From Miraheze Meta, Miraheze's central coordination wiki
< User:Void‎ | SRE

This is a draft of a proposed policy, it should not be taken as an actual policy/guideline.

The goal of this document is to establish the best practices for deploying updates and other changes, both to MediaWiki and Miraheze's infrastructure at large.

Accountability[edit source]

Merging changes, particularly one which may introduce a breaking change, the SRE member must remain available until after the change is deployed to all servers (typically after a puppet run) to ensure the change has not brought down any services. The SRE member may hand off this responsibility to another SRE member provided that they also have access to revert or fix whatever service is being modified. Should a deployed change cause an outage, the deploying SRE is responsible for creating an incident report, both for documenting the outage, and additionally to identify what they should do differently in the future to prevent similar incidents.

Updates[edit source]

When planning an update, SRE should evaluate the following:

  • Does this change require downtime?
    • If so, how long (estimate)?
  • How long will the update process take (including possible downtime)?
  • What services will/may be affected by the update?
  • What is the specific plan for completing the update? What needs to be done, which commands need to be ran when, etc.

Before performing the update, and using the information above, SRE should first:

  • Identify an optimal upgrade window, determining who is available when.
    • At least one SRE member should have full access to the impacted servers during this upgrade window. This individual is responsible for planning the update and delegating roles and responsibilities as necessary. Longer upgrades should include a plan for an emergency hand-off, even if this is never used.
    • All involved SRE should have clearly defined roles. Additionally, SRE should be able to swap roles if necessary. This includes having a full command/task list for every server/service touched by each role.
  • Announce any planned downtime as early in advance as possible. A full week is preferable, but may be longer or shorter as required.
  • Perform testing where applicable (ideally on a test server).
  • Include a plan for issues that may occur during the update.
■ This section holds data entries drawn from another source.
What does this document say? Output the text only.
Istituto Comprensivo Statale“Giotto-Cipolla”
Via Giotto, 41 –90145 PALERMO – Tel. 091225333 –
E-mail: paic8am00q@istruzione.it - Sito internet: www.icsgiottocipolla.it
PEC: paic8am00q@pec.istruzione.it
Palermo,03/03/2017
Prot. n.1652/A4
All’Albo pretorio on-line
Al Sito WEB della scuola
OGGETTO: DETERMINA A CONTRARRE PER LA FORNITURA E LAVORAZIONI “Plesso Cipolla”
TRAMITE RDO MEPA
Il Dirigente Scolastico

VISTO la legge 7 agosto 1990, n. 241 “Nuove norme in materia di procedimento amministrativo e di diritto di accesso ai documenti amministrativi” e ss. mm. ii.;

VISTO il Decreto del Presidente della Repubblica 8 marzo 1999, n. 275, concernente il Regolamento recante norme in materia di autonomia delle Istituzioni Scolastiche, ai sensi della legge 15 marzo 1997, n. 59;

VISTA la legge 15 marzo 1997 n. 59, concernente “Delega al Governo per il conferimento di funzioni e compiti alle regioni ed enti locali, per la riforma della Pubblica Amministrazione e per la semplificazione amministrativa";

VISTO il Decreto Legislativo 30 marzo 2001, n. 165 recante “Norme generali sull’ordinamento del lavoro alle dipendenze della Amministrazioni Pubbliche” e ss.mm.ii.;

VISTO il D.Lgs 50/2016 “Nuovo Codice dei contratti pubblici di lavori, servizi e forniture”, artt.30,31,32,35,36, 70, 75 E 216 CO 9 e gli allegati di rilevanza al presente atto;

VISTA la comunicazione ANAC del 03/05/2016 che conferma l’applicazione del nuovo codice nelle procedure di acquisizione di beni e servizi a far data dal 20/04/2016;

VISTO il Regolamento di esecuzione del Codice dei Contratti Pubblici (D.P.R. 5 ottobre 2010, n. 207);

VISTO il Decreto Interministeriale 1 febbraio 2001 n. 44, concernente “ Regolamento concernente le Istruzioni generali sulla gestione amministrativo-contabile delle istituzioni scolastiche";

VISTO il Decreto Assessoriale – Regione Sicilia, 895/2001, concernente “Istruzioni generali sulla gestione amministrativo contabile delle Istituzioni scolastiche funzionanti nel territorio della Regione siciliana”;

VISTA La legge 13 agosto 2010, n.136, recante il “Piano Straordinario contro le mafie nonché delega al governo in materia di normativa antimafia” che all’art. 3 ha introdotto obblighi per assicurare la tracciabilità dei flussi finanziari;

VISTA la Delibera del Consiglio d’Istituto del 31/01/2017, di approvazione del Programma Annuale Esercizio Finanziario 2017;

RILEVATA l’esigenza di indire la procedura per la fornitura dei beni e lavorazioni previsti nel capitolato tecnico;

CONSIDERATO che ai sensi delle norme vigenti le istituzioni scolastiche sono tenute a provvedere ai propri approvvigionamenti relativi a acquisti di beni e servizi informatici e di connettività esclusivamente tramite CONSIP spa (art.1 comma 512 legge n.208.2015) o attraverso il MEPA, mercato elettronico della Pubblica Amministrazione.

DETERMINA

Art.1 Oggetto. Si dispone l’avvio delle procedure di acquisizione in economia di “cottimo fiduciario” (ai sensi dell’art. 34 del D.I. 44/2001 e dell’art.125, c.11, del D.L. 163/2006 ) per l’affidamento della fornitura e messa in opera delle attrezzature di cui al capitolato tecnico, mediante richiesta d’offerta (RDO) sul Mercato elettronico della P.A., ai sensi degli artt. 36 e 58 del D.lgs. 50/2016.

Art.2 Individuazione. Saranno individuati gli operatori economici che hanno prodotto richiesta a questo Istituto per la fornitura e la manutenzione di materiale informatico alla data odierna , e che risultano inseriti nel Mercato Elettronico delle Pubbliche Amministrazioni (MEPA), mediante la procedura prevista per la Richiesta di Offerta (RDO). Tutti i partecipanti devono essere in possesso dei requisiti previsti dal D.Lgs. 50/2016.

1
Some common issues can be planned for and expected (such as an extension not working due to a MediaWiki update), whereas others cannot. Some plans should be in place for these common issues, but a general plan should be prepared for all other issues that may occur.

During the upgrade window, SRE should:

  • Announce the ongoing update, and reiterate any planned downtime.
  • Be aware of each others' roles and responsibilities. SRE members should not perform any action not specifically assigned to them to do, nor should they engage with issues unrelated to the update, particularly where this might delay their work on the update (personal issues are obviously excluded from this clause).
  • Regularly check in with the other SRE involved in the update, making sure that everything is progressing normally and without issue.
  • Provide status updates regularly, and inform end users of any changes to the downtime.

Configuration changes[edit source]

Unfinished

All configuration changes not done for security reasons must be verified to ensure that it reflects the wishes of the community that it impacts. When in doubt contact your team manager. A private conversation does not count as consensus, and neither does a conversation held on a platform separate from the one affected by the change (eg. a conversation on IRC cannot be used to justify a change impacting metawiki).

Comments by Reception123[edit source]

In addition to 'security reasons' there are also other changes which I don't think should need a community discussion. Such changes would be technical in nature and the question to determine whether community consensus is required could be "Is there any conceivable reason for why someone would oppose this?". For example, the recent change from ReCaptcha v2 to v3. It was of course obvious that the community supported the change but what possible reason could there be to oppose it? But definitely for anything where there is scope for disagreement in the community or for differences of opinion a discussion of some sort should take place, I'd just change the scope a bit from the above. Reception123 (talk) (C) 09:35, 9 September 2021 (UTC)